Gervásio morava no bairro da Penha, na cidade do Rio de Janeiro,
em um sobradinho pequeno e simples de subúrbio com tudo o que costuma
ter essas casas suburbanas: varandinha, portão de ferro baixinho
e um alpendre. Havia um corredor comprido que ia terminar no quintal repleto
de samambaias e avencas, um cachorro vira-lata e uma bicicleta velha...
Sua casa era realmente bem afastada das outras casas do bairro e era rodeada
de árvores e plantas, como se desejasse resistir à modernização
do crescente vilarejo. Gervásio era muito tranqüilo, sempre
risonho e bonachão. Ele trabalhava com o que gostava de fazer e
era conhecido como o consertador de coisas, um faz-de-tudo do bairro.
Era sempre visto carregando de tudo para sua casa, desde relógios,
torradeiras, televisores, antenas e até mesmo bonecas quebradas.
Trabalhava muito e constantemente até altas horas, pois de longe
se avistava uma luz acesa e sempre era possível escutar uma música
distante que se misturava com as batidas de martelo, esmeril ligado e outras
ferramentas de impacto sonoro. Porém ele possuía um hábito
do qual não abria mão.
Todo fim de tarde ia se encontrar com o amigo Rochinha no bar da esquina
para tomar sua água com gás.
É... o Gervásio não gostava de bebidas alcoólicas!
Ficava ali todas as tardes até chegar a hora do jantar, quando seguia
para sua casa com um sorriso de gato Félix.

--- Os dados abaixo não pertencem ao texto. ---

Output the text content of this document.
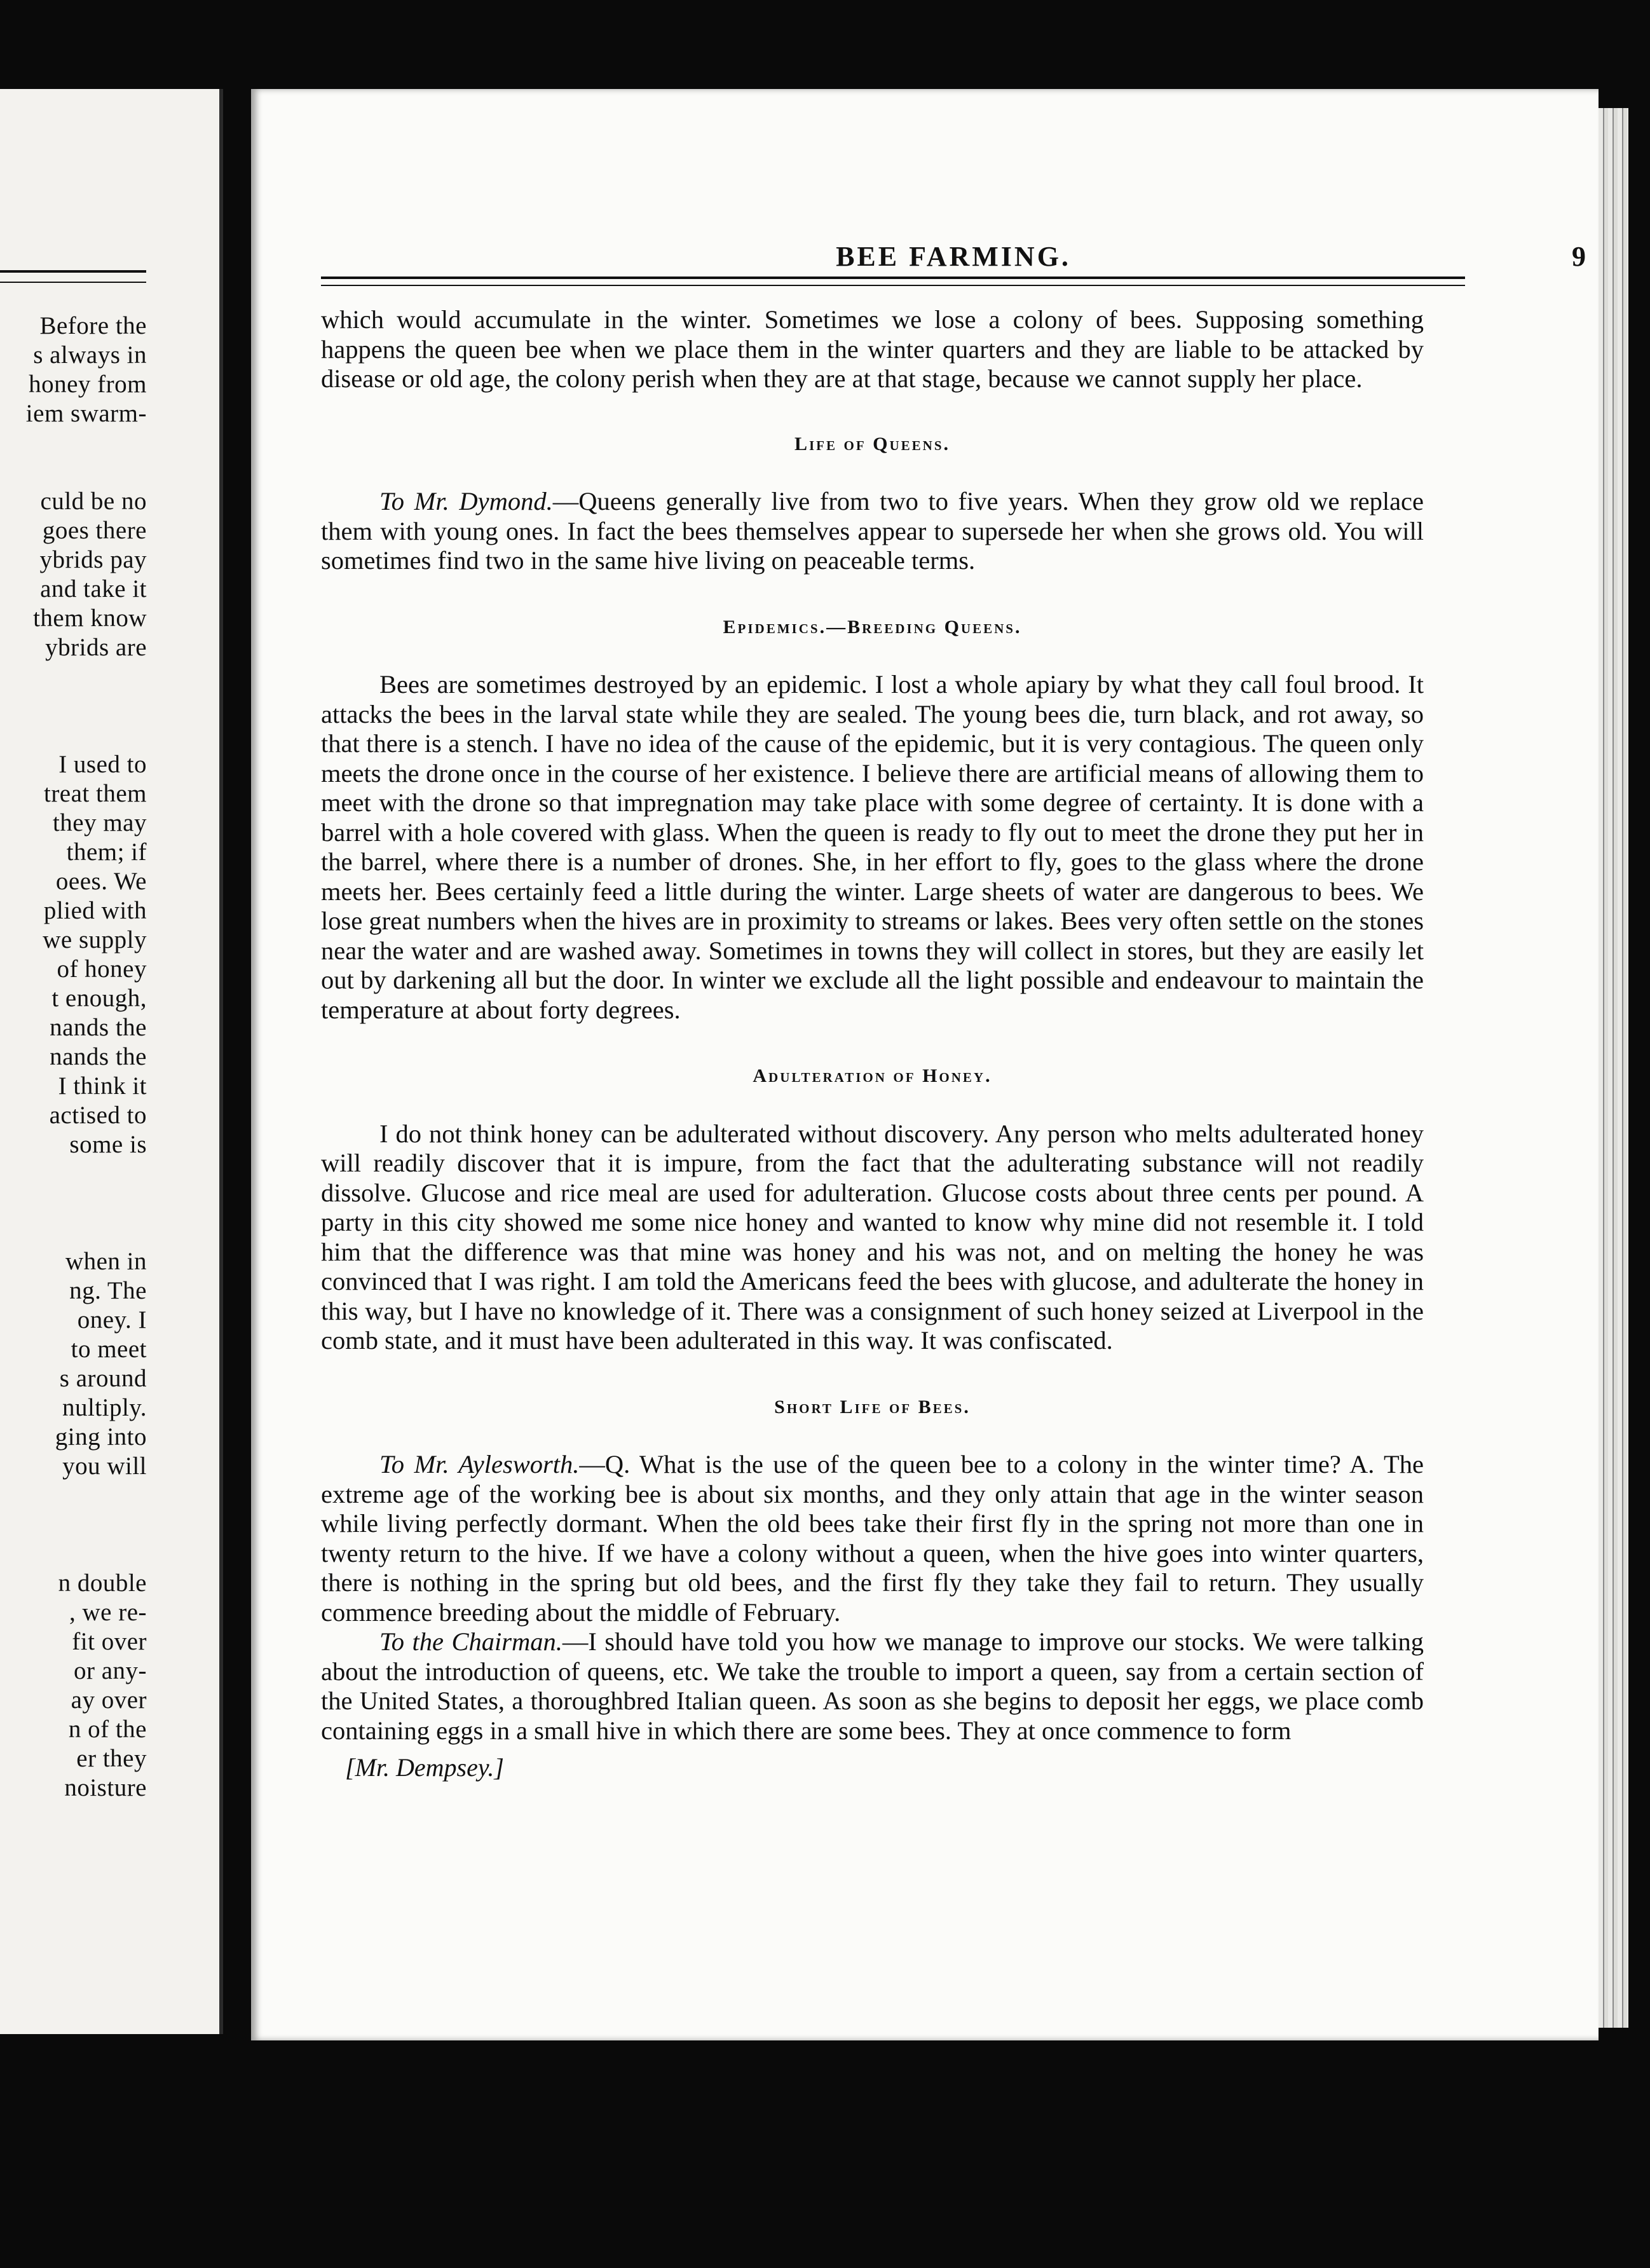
Before the
s always in
honey from
iem swarm-
culd be no
goes there
ybrids pay
and take it
them know
ybrids are
I used to
treat them
they may
them; if
oees. We
plied with
we supply
of honey
t enough,
nands the
nands the
I think it
actised to
some is
when in
ng. The
oney. I
to meet
s around
nultiply.
ging into
you will
n double
, we re-
fit over
or any-
ay over
n of the
er they
noisture
BEE FARMING.	9

which would accumulate in the winter. Sometimes we lose a colony of bees. Supposing something happens the queen bee when we place them in the winter quarters and they are liable to be attacked by disease or old age, the colony perish when they are at that stage, because we cannot supply her place.

Life of Queens.

To Mr. Dymond.—Queens generally live from two to five years. When they grow old we replace them with young ones. In fact the bees themselves appear to supersede her when she grows old. You will sometimes find two in the same hive living on peaceable terms.

Epidemics.—Breeding Queens.

Bees are sometimes destroyed by an epidemic. I lost a whole apiary by what they call foul brood. It attacks the bees in the larval state while they are sealed. The young bees die, turn black, and rot away, so that there is a stench. I have no idea of the cause of the epidemic, but it is very contagious. The queen only meets the drone once in the course of her existence. I believe there are artificial means of allowing them to meet with the drone so that impregnation may take place with some degree of certainty. It is done with a barrel with a hole covered with glass. When the queen is ready to fly out to meet the drone they put her in the barrel, where there is a number of drones. She, in her effort to fly, goes to the glass where the drone meets her. Bees certainly feed a little during the winter. Large sheets of water are dangerous to bees. We lose great numbers when the hives are in proximity to streams or lakes. Bees very often settle on the stones near the water and are washed away. Sometimes in towns they will collect in stores, but they are easily let out by darkening all but the door. In winter we exclude all the light possible and endeavour to maintain the temperature at about forty degrees.

Adulteration of Honey.

I do not think honey can be adulterated without discovery. Any person who melts adulterated honey will readily discover that it is impure, from the fact that the adulterating substance will not readily dissolve. Glucose and rice meal are used for adulteration. Glucose costs about three cents per pound. A party in this city showed me some nice honey and wanted to know why mine did not resemble it. I told him that the difference was that mine was honey and his was not, and on melting the honey he was convinced that I was right. I am told the Americans feed the bees with glucose, and adulterate the honey in this way, but I have no knowledge of it. There was a consignment of such honey seized at Liverpool in the comb state, and it must have been adulterated in this way. It was confiscated.

Short Life of Bees.

To Mr. Aylesworth.—Q. What is the use of the queen bee to a colony in the winter time? A. The extreme age of the working bee is about six months, and they only attain that age in the winter season while living perfectly dormant. When the old bees take their first fly in the spring not more than one in twenty return to the hive. If we have a colony without a queen, when the hive goes into winter quarters, there is nothing in the spring but old bees, and the first fly they take they fail to return. They usually commence breeding about the middle of February.

To the Chairman.—I should have told you how we manage to improve our stocks. We were talking about the introduction of queens, etc. We take the trouble to import a queen, say from a certain section of the United States, a thoroughbred Italian queen. As soon as she begins to deposit her eggs, we place comb containing eggs in a small hive in which there are some bees. They at once commence to form

[Mr. Dempsey.]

O Rochinha estava sempre muito interessado nas conversas do Gervásio,
pois ele era muito contundente e sábio em tudo que
dizia.
- Acho que o Gervásio deve ler muito para saber de todas essas
estórias, notícias e novidades, pensava o Rochinha.
Fico intrigado em saber mais sobre sua vida, da qual ele pouco
fala, exceto pelas estórias noturnas... Gervásio despertava
curiosidade em todos.
Mas, o que o Rochinha mais gostava era de ouvir as estórias
das noites de verão que o Gervásio contava.
A mente do Rochinha viajava nessas horas e o fato dele notar a luz
acesa e ouvir música até tarde na casa de Gervásio
aumentava a cada dia sua curiosidade.
Havia uma estória que o Gervásio vivia repetindo. Era
a estória de uma mulher linda que aparecia em seu alpendre nas noites
enluaradas e quentes, que usava uma estola de pele clara e muito leve e
dançava ao som de uma orquestra de violinos. Ela era dona dos mais
belos olhos azuis que ele já havia visto. Rochinha franzia a sobrancelha
e ficava cismado ao ouvir tudo isso.
- Uma noite dessas vou espiar para confirmar essa estória,
pensava consigo mesmo. O pior é que o Gervásio nem bebe!
Ficava a maquinar o Rochinha.
E assim ele fez. Uma dessas noites bem quentes, que só
o subúrbio do Rio de Janeiro e o Mário de Andrade conhecem,
depois que o Gervásio havia saído do bar há mais de
duas horas, lá foi o Rochinha espionar a casa dele.
Pela janela da sala ele vislumbrou um vulto de mulher. Embora
achasse que não devia, não se conteve e foi bater na porta.
Uma mulher de meia idade atendeu.
- Pois não? Perguntou a mulher meio desconfiada.
- Boa noite, ele disse e depois perguntou:
- O Gervásio está?
Ela respondeu que ele estava tomando banho e perguntou quem era
ele?
- Sou amigo dele, sou o Rochinha. Ele respondeu.
- Ah! O amigo do bar. Ela retrucou.
A partir daí, começaram a conversar animadamente
como se fossem velhos amigos, mas ela não o convidou a entrar.
Então, o Rochinha já se sentindo familiar começou
a perguntar sobre a estória da tal mulher e dos violinos, embora
sentindo
que estava cometendo uma “meia” traição.
A mulher sorriu levemente e o brilho de seus olhos se intensificou.
E ela disse:
- Esse meu Gervásio é mesmo muito inventivo “seu”
moço, ela disse. O que acontece é que o Gervásio sofre
de insônia e nas noites de verão ele fica imaginando que o
barulho dos carros é o mar, que a nossa gata que pula no alpendre
é a tal dançarina e a orquestra de violinos nada mais é
do que um bando de pernilongos que não dão sossego.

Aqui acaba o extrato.